Making Rigorous Impact Evidence Reliable for Local Policy Decision-Making: Examining Prediction of Site-Specific Impacts
*Names in bold indicate Presenter
Many evaluations of education interventions and social programs are primarily intended to inform local education and social service office decision makers. Adopting specific curricula or teaching techniques or providing services of a particular type to families served by the TANF and child welfare systems are decisions made by local school administrators and state and local human services officials. When program directors wish to use the results of rigorous multi-site national evaluations of interventions to inform their local decisions, they are faced with a question: “If we were to implement locally the intervention tested in the national evaluation would it produce impacts of the same direction and magnitude…or some other particular effects (or no effect at all)?” This paper investigates this question—dubbed the “transfer validity” issue for impact findings—using data from an actual evaluation.

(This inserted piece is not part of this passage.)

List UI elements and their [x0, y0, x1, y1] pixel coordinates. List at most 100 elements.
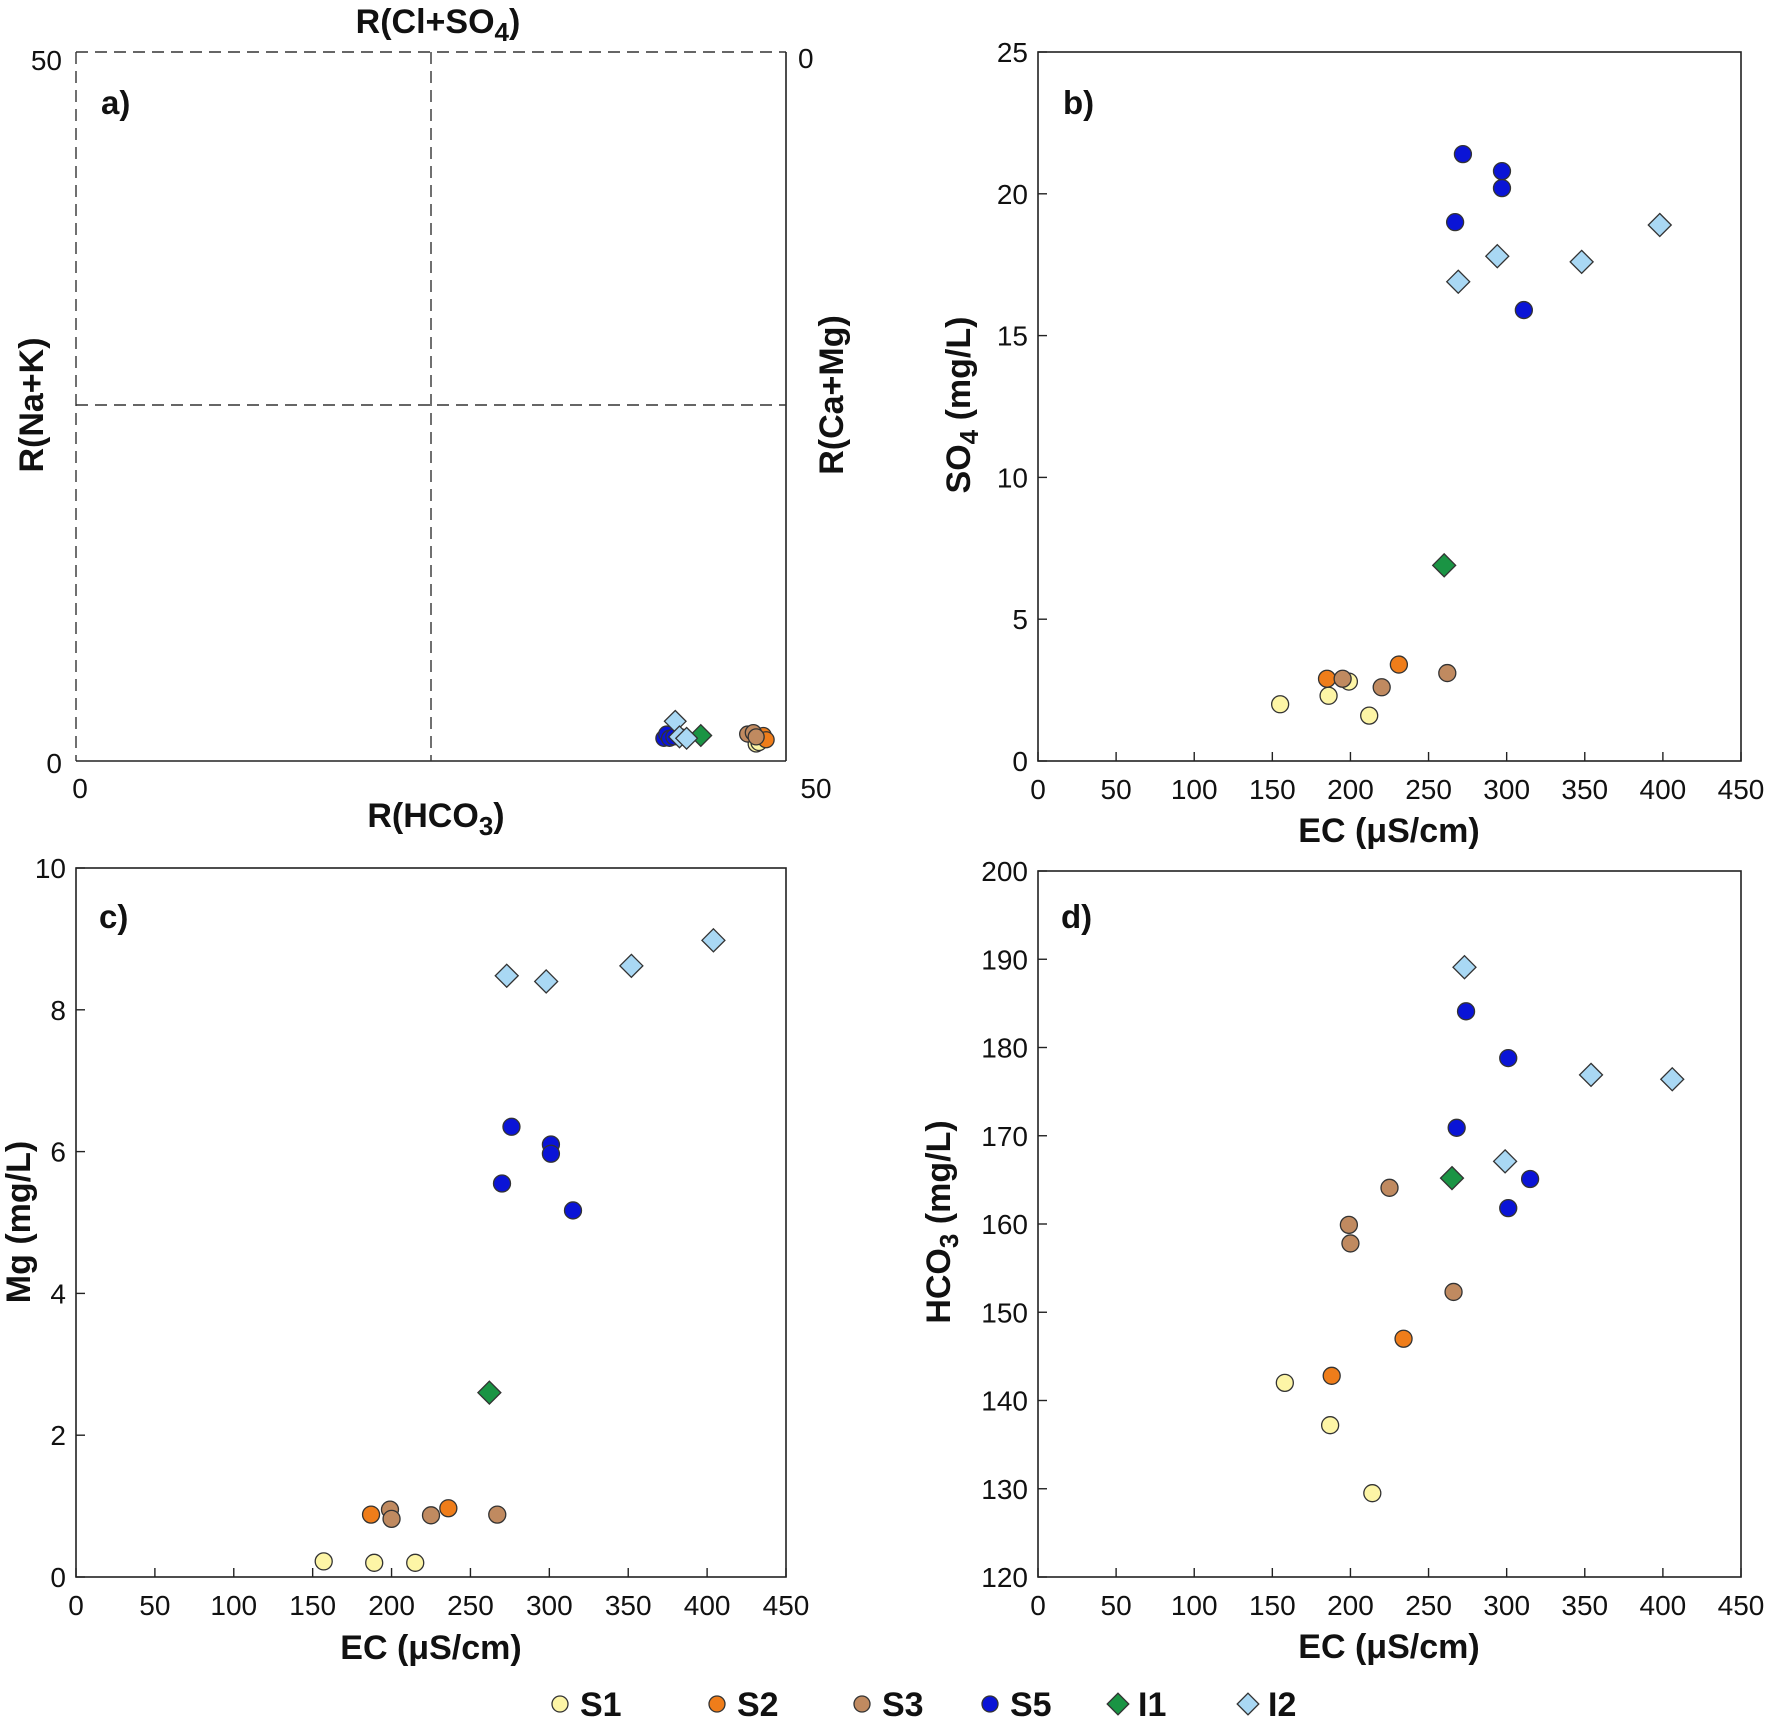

Recent work on external validity of large-scale impact evaluations has focused on widening the scope of applicability of findings from the evaluation sample to the larger nation. Virtually no research has been conducted on narrowing evaluation results to better transfer their policy guidance to specific local program offices or school districts. Using an example from education—charter school reform—our research identifies and formalizes methods for using evidence from large-scale randomized evaluations to predict the effects of implementing an intervention in individual locations. We investigate and report whether particular statistical methods, combined with existing data from the national evaluation of charter schools sponsored by the Institute of Education Sciences are successful at predicting site-specific impacts.
To do this, we imagine that one of the sites in the charter school study had not been included in the evaluation and try to extrapolate (“transfer”) the impact estimate for that site using the experimental evidence of impacts in all the other sites. We then compare the predicted impact for that site to the gold standard estimate obtained by utilizing the site’s actual data and the within-site randomized design. Repeating this exercise one site at a time gives a large set of “case study” findings on transfer validity—i.e., the transportability of impact evidence to local jurisdictions. The methods examined include reweighing approaches and outcome model-based strategies. Methods that show consistent success in this exercise can serve as a means of predicting impacts in other non-studied sites.
This research addresses the oft-heard question for policy makers in evaluation sites when viewing the national findings, “Did it work for my setting?” and the frequent lament of policy makes outside the study sample of “How can I know if it would work in my setting?” Moreover, while the same extrapolation strategies may not work best in other contexts like foster care reform or job training services, future multi-site national evaluations can each follow the same analytic path pioneered here to identify the most reliable “impact transfer” method for its circumstances.